Geri Kamenz is a vice-president of the Ontario Federation of Agriculture and he farms here in Eastern Ontario. I have heard him say that, “…supply management is the only system working in agriculture right now”. I can quote him directly because the words made me so goddamned furious, they’re indelibly burned into my brain. I’ve said to him, “How can you say a system is working when a young person, aspiring to produce broilers, for instance, has to borrow about 3/4 of a million dollars to meet the minimum entry level requirements for quota – before any other investments in land, buildings, bins, livestock, etc.? How is that ‘working’?” There was (and is) no response to this.
Unfortunately, those of us who depend upon global export markets are intimidated from speaking out about the negative impact supply management imposes upon our potential, for fear that our long-time friends and neighbours will be so incensed, that relationships will be irreparably damaged.
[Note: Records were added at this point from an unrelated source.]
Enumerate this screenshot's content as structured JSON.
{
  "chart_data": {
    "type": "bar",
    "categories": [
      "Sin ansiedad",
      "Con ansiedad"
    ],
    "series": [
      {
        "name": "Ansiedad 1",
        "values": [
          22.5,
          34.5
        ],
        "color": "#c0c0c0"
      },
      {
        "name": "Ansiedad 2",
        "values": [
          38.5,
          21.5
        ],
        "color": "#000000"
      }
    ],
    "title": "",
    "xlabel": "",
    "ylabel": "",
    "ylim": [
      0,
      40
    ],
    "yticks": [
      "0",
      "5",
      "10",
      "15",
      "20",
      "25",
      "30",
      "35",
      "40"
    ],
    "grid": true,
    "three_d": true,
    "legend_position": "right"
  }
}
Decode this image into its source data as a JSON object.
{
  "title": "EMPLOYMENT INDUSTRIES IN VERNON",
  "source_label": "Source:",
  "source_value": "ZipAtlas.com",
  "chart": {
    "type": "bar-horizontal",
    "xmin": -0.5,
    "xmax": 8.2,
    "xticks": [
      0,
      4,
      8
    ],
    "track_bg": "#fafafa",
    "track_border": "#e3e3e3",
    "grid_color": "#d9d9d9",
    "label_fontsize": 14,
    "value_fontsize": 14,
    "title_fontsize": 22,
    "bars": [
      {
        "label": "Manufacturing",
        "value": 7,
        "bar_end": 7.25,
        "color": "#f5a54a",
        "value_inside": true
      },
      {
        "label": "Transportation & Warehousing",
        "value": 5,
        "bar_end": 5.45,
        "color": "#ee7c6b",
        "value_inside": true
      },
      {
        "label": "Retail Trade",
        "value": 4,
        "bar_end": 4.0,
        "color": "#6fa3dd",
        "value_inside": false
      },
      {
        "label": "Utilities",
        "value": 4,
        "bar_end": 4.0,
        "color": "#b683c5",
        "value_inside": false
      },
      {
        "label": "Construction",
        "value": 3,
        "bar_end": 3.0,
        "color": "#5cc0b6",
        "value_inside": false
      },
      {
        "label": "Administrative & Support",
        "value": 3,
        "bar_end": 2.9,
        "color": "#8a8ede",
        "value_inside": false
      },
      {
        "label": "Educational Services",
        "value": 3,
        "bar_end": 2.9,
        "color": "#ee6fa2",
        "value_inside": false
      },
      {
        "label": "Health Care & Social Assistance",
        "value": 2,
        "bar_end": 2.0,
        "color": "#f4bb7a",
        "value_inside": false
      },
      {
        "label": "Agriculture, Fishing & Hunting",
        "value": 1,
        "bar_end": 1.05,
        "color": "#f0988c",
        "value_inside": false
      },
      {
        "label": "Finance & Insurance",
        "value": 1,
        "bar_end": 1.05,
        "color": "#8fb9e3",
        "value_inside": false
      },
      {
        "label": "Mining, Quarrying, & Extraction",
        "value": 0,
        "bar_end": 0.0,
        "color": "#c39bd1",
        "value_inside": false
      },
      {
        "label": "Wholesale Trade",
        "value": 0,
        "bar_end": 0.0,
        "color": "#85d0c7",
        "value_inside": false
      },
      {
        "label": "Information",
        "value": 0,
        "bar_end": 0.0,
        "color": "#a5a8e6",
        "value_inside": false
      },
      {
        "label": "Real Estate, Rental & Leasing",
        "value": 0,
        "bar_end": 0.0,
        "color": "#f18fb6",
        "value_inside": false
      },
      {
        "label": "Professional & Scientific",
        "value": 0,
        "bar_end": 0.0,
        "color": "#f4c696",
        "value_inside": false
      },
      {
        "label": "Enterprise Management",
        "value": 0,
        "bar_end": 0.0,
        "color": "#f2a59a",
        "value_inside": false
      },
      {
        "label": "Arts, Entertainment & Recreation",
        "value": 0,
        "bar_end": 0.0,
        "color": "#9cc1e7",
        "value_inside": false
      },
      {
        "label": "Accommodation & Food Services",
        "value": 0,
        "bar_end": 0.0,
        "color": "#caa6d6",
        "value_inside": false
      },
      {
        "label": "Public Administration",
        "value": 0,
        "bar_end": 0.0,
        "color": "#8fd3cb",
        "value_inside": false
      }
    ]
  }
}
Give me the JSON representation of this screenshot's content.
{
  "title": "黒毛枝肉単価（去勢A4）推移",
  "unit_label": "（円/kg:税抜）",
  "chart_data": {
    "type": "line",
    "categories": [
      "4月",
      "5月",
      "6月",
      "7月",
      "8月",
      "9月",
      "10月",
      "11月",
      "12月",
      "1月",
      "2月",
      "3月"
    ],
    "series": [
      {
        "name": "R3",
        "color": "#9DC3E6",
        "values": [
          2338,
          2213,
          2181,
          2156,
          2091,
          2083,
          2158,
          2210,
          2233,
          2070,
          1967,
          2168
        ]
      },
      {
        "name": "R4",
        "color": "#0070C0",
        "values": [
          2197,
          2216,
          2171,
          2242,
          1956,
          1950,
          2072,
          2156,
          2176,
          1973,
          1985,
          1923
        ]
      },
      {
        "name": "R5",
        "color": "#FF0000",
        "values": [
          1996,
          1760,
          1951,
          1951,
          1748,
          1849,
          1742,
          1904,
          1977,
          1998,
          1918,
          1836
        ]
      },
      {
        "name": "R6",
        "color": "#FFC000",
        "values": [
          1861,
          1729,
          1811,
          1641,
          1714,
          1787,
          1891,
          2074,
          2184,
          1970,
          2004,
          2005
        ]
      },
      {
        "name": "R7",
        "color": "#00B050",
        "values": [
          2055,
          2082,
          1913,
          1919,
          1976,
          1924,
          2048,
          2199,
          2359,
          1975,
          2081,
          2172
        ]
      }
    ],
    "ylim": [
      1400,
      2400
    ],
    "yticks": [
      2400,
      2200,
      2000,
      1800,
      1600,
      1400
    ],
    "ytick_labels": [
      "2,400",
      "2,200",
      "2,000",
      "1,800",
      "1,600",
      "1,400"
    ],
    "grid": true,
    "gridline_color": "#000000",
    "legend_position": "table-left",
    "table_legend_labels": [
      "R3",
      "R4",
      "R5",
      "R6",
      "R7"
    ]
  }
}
Meanwhile, they take leisure trips, go snowmobiling, boating, and drive by in antique convertible cars while we keep our 30+ year old tractors patched up and plugging away with the windows open because the licensed air conditioning mechanic charges $60/hour.
My dad waxes philosophically that these cycles come and go, and we must simply endure the status quo by staying sharp and adapt with the winds of change. Perhaps I’m not old enough to know better, but your comments have galvanized me. I’m hoping that the county at large is becoming galvanized; sickened by political corruption and greed and disillusioned by socialist dogma proven false.
If there’s anything I can do to help free our country, I’m at your service.